Aziende e amministrazioni, una partita tutta da giocare
Seppur l’Italia sia ancora ben lontana dagli standard dei Paesi nordeuropei per quanto concerne la diffusione e la cura dei mezzi a due ruote e delle piste ciclabili (i dati più recenti diffusi dagli esperti esperti del Copenhagenize Bicycle Friendly Cities Index mettevano in testa alla classifica delle 20 città più bike friendly al mondo Copenaghen, Utrecht e Amsterdam e non includevano nessuna località italiana) c’è chi si sta impegnando attivamente affinché questo mezzo non sia più soltanto di nicchia o relegato a un utilizzo da weekend e tempo libero.

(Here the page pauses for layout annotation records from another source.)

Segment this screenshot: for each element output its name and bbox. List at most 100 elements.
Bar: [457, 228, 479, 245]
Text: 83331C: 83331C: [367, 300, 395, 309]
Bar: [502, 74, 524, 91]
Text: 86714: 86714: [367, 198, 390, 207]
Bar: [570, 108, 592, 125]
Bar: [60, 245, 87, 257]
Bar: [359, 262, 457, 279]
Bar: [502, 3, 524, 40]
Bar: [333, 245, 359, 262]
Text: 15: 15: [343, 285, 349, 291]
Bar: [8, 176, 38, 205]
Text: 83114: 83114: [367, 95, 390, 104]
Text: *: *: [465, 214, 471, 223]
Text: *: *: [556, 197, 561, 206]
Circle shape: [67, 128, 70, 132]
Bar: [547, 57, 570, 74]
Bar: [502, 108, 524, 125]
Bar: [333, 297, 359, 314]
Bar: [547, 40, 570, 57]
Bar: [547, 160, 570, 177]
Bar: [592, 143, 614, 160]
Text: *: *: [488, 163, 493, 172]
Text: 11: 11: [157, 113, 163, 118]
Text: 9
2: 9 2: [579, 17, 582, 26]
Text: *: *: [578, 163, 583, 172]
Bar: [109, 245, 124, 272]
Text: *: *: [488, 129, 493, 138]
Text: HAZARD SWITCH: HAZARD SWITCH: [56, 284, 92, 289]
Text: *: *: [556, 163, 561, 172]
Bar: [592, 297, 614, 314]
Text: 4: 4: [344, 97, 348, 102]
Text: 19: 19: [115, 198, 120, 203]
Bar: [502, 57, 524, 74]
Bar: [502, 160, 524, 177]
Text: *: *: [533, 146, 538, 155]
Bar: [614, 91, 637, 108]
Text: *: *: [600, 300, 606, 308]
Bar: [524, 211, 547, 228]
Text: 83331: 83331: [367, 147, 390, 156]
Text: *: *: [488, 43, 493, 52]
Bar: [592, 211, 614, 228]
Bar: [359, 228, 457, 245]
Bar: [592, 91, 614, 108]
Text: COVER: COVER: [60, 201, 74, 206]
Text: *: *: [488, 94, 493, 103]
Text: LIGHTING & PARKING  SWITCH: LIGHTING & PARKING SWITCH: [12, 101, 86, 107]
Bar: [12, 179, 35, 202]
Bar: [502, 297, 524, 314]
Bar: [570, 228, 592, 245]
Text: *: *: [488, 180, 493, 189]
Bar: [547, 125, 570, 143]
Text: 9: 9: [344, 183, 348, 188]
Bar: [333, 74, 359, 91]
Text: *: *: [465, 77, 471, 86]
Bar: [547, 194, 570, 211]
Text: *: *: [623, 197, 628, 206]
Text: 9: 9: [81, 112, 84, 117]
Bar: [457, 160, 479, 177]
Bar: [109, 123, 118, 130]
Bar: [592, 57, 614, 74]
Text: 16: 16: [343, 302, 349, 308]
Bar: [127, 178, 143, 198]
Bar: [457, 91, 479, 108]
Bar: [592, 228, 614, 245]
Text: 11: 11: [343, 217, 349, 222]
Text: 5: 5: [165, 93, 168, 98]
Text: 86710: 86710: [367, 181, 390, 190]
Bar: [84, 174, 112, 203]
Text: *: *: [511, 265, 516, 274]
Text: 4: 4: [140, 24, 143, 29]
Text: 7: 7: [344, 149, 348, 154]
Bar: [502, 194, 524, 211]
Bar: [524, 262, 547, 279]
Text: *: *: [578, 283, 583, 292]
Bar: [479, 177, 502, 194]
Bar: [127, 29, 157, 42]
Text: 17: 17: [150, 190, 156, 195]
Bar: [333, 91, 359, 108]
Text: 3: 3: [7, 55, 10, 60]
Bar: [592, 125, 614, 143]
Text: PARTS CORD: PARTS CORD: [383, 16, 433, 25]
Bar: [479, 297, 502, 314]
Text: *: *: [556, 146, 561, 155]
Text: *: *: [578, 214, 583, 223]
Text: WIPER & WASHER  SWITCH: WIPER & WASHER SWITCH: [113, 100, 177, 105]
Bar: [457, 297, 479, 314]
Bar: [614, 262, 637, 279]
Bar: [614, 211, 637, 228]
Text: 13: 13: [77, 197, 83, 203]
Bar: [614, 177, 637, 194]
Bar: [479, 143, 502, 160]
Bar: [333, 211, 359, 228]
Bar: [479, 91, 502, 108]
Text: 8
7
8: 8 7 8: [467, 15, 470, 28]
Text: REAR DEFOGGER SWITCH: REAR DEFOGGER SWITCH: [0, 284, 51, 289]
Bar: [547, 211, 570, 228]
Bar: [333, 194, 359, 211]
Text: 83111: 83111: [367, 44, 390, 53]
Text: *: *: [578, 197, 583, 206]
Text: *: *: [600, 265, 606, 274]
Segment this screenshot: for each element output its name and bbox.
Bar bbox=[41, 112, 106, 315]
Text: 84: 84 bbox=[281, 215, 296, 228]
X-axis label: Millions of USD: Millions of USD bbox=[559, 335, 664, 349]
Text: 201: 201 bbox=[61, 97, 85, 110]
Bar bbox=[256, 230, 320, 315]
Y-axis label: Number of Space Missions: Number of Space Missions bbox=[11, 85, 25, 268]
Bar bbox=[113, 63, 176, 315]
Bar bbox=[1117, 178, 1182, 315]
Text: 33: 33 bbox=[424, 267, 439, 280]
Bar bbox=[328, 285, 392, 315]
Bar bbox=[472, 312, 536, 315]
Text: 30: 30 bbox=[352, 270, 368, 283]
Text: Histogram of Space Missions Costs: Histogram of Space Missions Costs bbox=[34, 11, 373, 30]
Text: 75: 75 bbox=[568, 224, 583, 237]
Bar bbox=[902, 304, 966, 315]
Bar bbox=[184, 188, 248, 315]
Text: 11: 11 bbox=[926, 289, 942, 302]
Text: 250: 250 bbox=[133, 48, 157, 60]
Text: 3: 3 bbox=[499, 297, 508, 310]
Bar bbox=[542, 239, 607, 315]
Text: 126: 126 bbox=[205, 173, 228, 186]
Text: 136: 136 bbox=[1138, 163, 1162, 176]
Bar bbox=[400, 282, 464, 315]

Un case study interessante arriva da Andriani, azienda pugliese leader nel settore dell’innovation food, di recente premiata proprio per l’iniziativa Bike-to-work, in cui ha messo a disposizione dei propri dipendenti 65 biciclette a pedalata assistita e dotate di GPS, da utilizzare sia per raggiungere il posto di lavoro, sia nel tempo libero.
In base ai chilometri percorsi ogni mese, i lavoratori aderenti hanno ricevuto un bonus in busta paga. Nel primo anno di vita del progetto il premio erogato è stato in totale di 10.920 euro; i chilometri fatti sono stati 19.509,74; mentre i litri di carburante risparmiati sono stati 2.787.
Anche Saipem, in collaborazione con Fiab, ha organizzato incontri per diffondere una buona cultura circa gli spostamenti casa-lavoro e per spiegare ai propri dipendenti che sui percorsi brevi (cinque chilometri), la bicicletta si conferma il mezzo più veloce, senza contare il tempo risparmiato sul traffico e sul parcheggio.
A completare il quadro ci sono poi le amministrazioni; la mobilità sostenibile richiede investimenti importanti, non sempre alla portata delle finanze comunali. Eppure c’è chi sta dando il buon esempio e si sta adoperando per diffondere il culto delle due ruote. Il capostipite è stato il Comune di Massarosa, in provincia di Lucca, che già dal 2015 promuove il suo Bike-to-work.
Il meccanismo previsto dal bando è semplice: per ogni lavoratore che ha abbandonato la macchina in favore della bicicletta è previsto un rimborso di 25 centesimi a chilometro, con un tetto massimo giornaliero fissato a sei euro e uno mensile a 50 euro.
L’esempio della città toscana è stato seguito anche dai Comuni di Cesena e Cesenatico con il progetto Cambiamo marcia, a sostegno della mobilità sostenibile. Nei primi due mesi di sperimentazione i 290 nuovi ciclisti hanno percorso più di 47mila chilometri e hanno evitato di disperdere nell’aria 6,8 tonnellate di anidride carbonica.